Schelle, after reviewing the first number sympathetically and the second almost enthusiastically, continues:
'Unfortunately the third is extremely inferior to it [No. 2]; the text demanded a strong increase of effect which the composer has been incapable of giving. The bass solo is not written gratefully for the voice and there is much that is obtrusively bizarre and unedifying in the chorus.... The movement was a failure....'
Hirsch did not fail to make use of his opportunity in the Wiener Zeitung. He speaks of the 'heathenish noise of the kettledrums,' and declares 'in the interest of truth' that the opposition party in the audience had an immense majority.'
The concert is mentioned by Billroth in a letter dated December 24:
'I like Brahms better every time I meet him. Hanslick says, quite rightly, that he has the same fault as Bach and Beethoven; he has too little of the sensuous in his art both as composer and pianist. I think it is rather an intentional avoidance of everything sensuous as of a fault. His Requiem is so nobly spiritual and so Protestant-Bachish that it was difficult to make it go down here. The hissing and clapping became really violent; it was a party conflict. In the end the applause conquered.'
It is characteristic of Brahms that his belief in the future of his work was not diminished by the untoward incidents of this occasion. He looked forward to the result of the coming performance in Bremen with a confidence that was even enhanced by the fact that he had gained experience with respect to the instrumentation of the third chorus.
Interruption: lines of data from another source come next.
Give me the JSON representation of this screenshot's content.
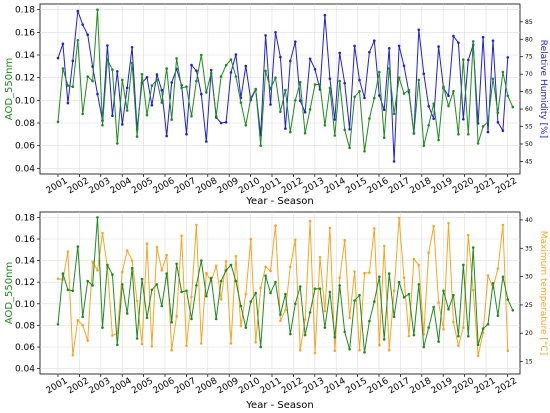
{
  "chart_data": [
    {
      "type": "line",
      "xlabel": "Year - Season",
      "ylabel": "AOD_550nm",
      "y2label": "Relative Humidity [%]",
      "ylim": [
        0.035,
        0.185
      ],
      "yticks": [
        "0.04",
        "0.06",
        "0.08",
        "0.10",
        "0.12",
        "0.14",
        "0.16",
        "0.18"
      ],
      "y2lim": [
        41.4,
        90.1
      ],
      "y2ticks": [
        "45",
        "50",
        "55",
        "60",
        "65",
        "70",
        "75",
        "80",
        "85"
      ],
      "x_tick_labels": [
        "2001",
        "2002",
        "2003",
        "2004",
        "2005",
        "2006",
        "2007",
        "2008",
        "2009",
        "2010",
        "2011",
        "2012",
        "2013",
        "2014",
        "2015",
        "2016",
        "2017",
        "2018",
        "2019",
        "2020",
        "2021",
        "2022"
      ],
      "grid": true,
      "series": [
        {
          "color": "#1f8a1f",
          "axis": "left",
          "values": [
            0.081,
            0.128,
            0.113,
            0.112,
            0.153,
            0.088,
            0.121,
            0.117,
            0.18,
            0.078,
            0.136,
            0.127,
            0.062,
            0.118,
            0.091,
            0.133,
            0.068,
            0.123,
            0.087,
            0.113,
            0.118,
            0.098,
            0.128,
            0.083,
            0.137,
            0.111,
            0.112,
            0.086,
            0.117,
            0.14,
            0.107,
            0.124,
            0.086,
            0.121,
            0.131,
            0.136,
            0.121,
            0.098,
            0.078,
            0.102,
            0.11,
            0.06,
            0.126,
            0.11,
            0.12,
            0.09,
            0.109,
            0.072,
            0.1,
            0.116,
            0.071,
            0.092,
            0.114,
            0.114,
            0.078,
            0.111,
            0.069,
            0.117,
            0.074,
            0.058,
            0.103,
            0.108,
            0.055,
            0.084,
            0.102,
            0.125,
            0.067,
            0.128,
            0.088,
            0.12,
            0.106,
            0.109,
            0.071,
            0.118,
            0.06,
            0.078,
            0.097,
            0.065,
            0.112,
            0.095,
            0.108,
            0.07,
            0.136,
            0.07,
            0.152,
            0.062,
            0.077,
            0.081,
            0.119,
            0.089,
            0.125,
            0.104,
            0.094
          ]
        },
        {
          "color": "#1f1fd6",
          "axis": "right",
          "values": [
            74.6,
            78.7,
            61.7,
            73.8,
            88.1,
            84.2,
            81.3,
            72.2,
            64.3,
            56.7,
            78.2,
            58.1,
            70.8,
            55.6,
            66.1,
            77.7,
            54.2,
            67.5,
            69.1,
            61.1,
            69.9,
            65.4,
            52.3,
            67.6,
            71.5,
            66.8,
            52.8,
            72.6,
            71.0,
            64.3,
            50.7,
            71.2,
            57.6,
            56.0,
            56.2,
            70.5,
            75.6,
            63.2,
            72.3,
            62.6,
            65.6,
            52.5,
            81.1,
            61.3,
            82.0,
            74.9,
            54.4,
            73.8,
            79.3,
            62.4,
            59.1,
            74.4,
            71.4,
            65.6,
            86.9,
            68.7,
            57.0,
            76.1,
            67.4,
            54.2,
            78.1,
            68.3,
            63.2,
            76.3,
            79.6,
            63.9,
            59.8,
            77.4,
            45.0,
            78.1,
            72.4,
            64.8,
            53.0,
            82.7,
            70.1,
            60.8,
            57.2,
            77.9,
            66.0,
            63.8,
            80.9,
            79.0,
            57.1,
            74.1,
            78.4,
            55.9,
            80.6,
            53.4,
            79.6,
            56.2,
            53.8,
            74.8
          ]
        }
      ]
    },
    {
      "type": "line",
      "xlabel": "Year - Season",
      "ylabel": "AOD_550nm",
      "y2label": "Maximum temperature [°C]",
      "ylim": [
        0.035,
        0.185
      ],
      "yticks": [
        "0.04",
        "0.06",
        "0.08",
        "0.10",
        "0.12",
        "0.14",
        "0.16",
        "0.18"
      ],
      "y2lim": [
        12.8,
        41.4
      ],
      "y2ticks": [
        "15",
        "20",
        "25",
        "30",
        "35",
        "40"
      ],
      "x_tick_labels": [
        "2001",
        "2002",
        "2003",
        "2004",
        "2005",
        "2006",
        "2007",
        "2008",
        "2009",
        "2010",
        "2011",
        "2012",
        "2013",
        "2014",
        "2015",
        "2016",
        "2017",
        "2018",
        "2019",
        "2020",
        "2021",
        "2022"
      ],
      "grid": true,
      "series": [
        {
          "color": "#1f8a1f",
          "axis": "left",
          "values": [
            0.081,
            0.128,
            0.113,
            0.112,
            0.153,
            0.088,
            0.121,
            0.117,
            0.18,
            0.078,
            0.136,
            0.127,
            0.062,
            0.118,
            0.091,
            0.133,
            0.068,
            0.123,
            0.087,
            0.113,
            0.118,
            0.098,
            0.128,
            0.083,
            0.137,
            0.111,
            0.112,
            0.086,
            0.117,
            0.14,
            0.107,
            0.124,
            0.086,
            0.121,
            0.131,
            0.136,
            0.121,
            0.098,
            0.078,
            0.102,
            0.11,
            0.06,
            0.126,
            0.11,
            0.12,
            0.09,
            0.109,
            0.072,
            0.1,
            0.116,
            0.071,
            0.092,
            0.114,
            0.114,
            0.078,
            0.111,
            0.069,
            0.117,
            0.074,
            0.058,
            0.103,
            0.108,
            0.055,
            0.084,
            0.102,
            0.125,
            0.067,
            0.128,
            0.088,
            0.12,
            0.106,
            0.109,
            0.071,
            0.118,
            0.06,
            0.078,
            0.097,
            0.065,
            0.112,
            0.095,
            0.108,
            0.07,
            0.136,
            0.07,
            0.152,
            0.062,
            0.077,
            0.081,
            0.119,
            0.089,
            0.125,
            0.104,
            0.094
          ]
        },
        {
          "color": "#f5a623",
          "axis": "right",
          "values": [
            29.6,
            29.5,
            34.4,
            16.1,
            22.3,
            21.4,
            18.7,
            32.6,
            31.1,
            37.7,
            31.6,
            19.6,
            20.0,
            30.8,
            34.6,
            32.8,
            25.7,
            18.1,
            35.8,
            17.7,
            35.2,
            31.1,
            33.8,
            17.0,
            23.0,
            37.2,
            17.8,
            26.4,
            39.1,
            18.2,
            30.6,
            29.2,
            31.9,
            26.0,
            32.7,
            18.2,
            33.6,
            21.3,
            26.9,
            36.6,
            18.4,
            28.0,
            31.7,
            31.0,
            39.0,
            22.2,
            24.1,
            31.7,
            36.5,
            17.0,
            22.4,
            39.8,
            16.5,
            33.4,
            23.9,
            38.6,
            16.9,
            29.8,
            36.4,
            22.7,
            30.9,
            17.0,
            30.6,
            30.7,
            38.5,
            17.9,
            35.4,
            17.0,
            27.5,
            40.3,
            29.8,
            19.5,
            33.1,
            32.0,
            19.8,
            34.2,
            38.9,
            25.4,
            20.7,
            39.4,
            22.0,
            17.8,
            21.0,
            37.3,
            27.6,
            16.0,
            20.1,
            30.2,
            28.0,
            31.4,
            39.1,
            16.9
          ]
        }
      ]
    }
  ]
}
He sent part of his manuscript to Marxsen with a letter from which the following quotation was first published by Sittard in his 'Studien und Charakteristiken':
'I send you some novelties and beg you, if time allows, to write me one or many words about them. I enclose also something from my Requiem and on this I earnestly beg you to write to me. It looks rather curious in places and perhaps, in order to spare my manuscript, you would take some music paper and put down useful remarks. I should like that very much. The eternal "D" in No. 3. If I do not use the organ it does not sound. There is much I should like to ask. I hope you have time and some inclination; then you will perceive at once what there is to ask and what to say.'
It is, as Hanslick observed, by no means unintelligible that the first part of the German Requiem was not immediately accepted by the general body of listeners assembled at the Gesellschaft concert of December 1, unprepared as they were for the new and important element underlying its conception. The title chosen by the composer was at the time, and has been occasionally since, demurred to as misleading, on account of the long association of the term Requiem with the ritual of the Roman Church. It should, however, be obvious that by the word 'German' departure is indicated from the practice of previous composers, which places the composition in a category of its own and gives to its message an applicableness beyond the limitations of creed. Brahms arranged his own words, and by the fact of doing so, by his inspired musical treatment of his texts, and his direct avoidance of giving to his work an association with a particular church service or a familiar musical form, requiem or mass, cantata or oratorio, has preserved in it, whether or not consciously, an element of personal fervour that constitutes part of the secret of its spell.
The texts, culled from various books of the Old and New Testaments and the Apocrypha,[24] have been chosen, with entire absence of so-called doctrinal purpose, as parts of the people's book, of Luther's Bible, the accepted representative to Protestant nations of the highest aspirations of man, and have been so arranged as to present in succession the ascending ideas of sorrow consoled, doubt overcome, death vanquished. That they open and close with the thought of love is not of necessity to be ascribed solely to the artistic requirements of the work, or the exigencies of its sacred theme. Whoever has studied Brahms' life and works with sympathetic insight will be aware that the suggestion of love triumphant runs through both like a continuous silver thread, and it is open to those who choose, to accept this as indicative of a faith dwelling within him, which was none the less fruitful for good because it knew nothing of the dogma of the Churches.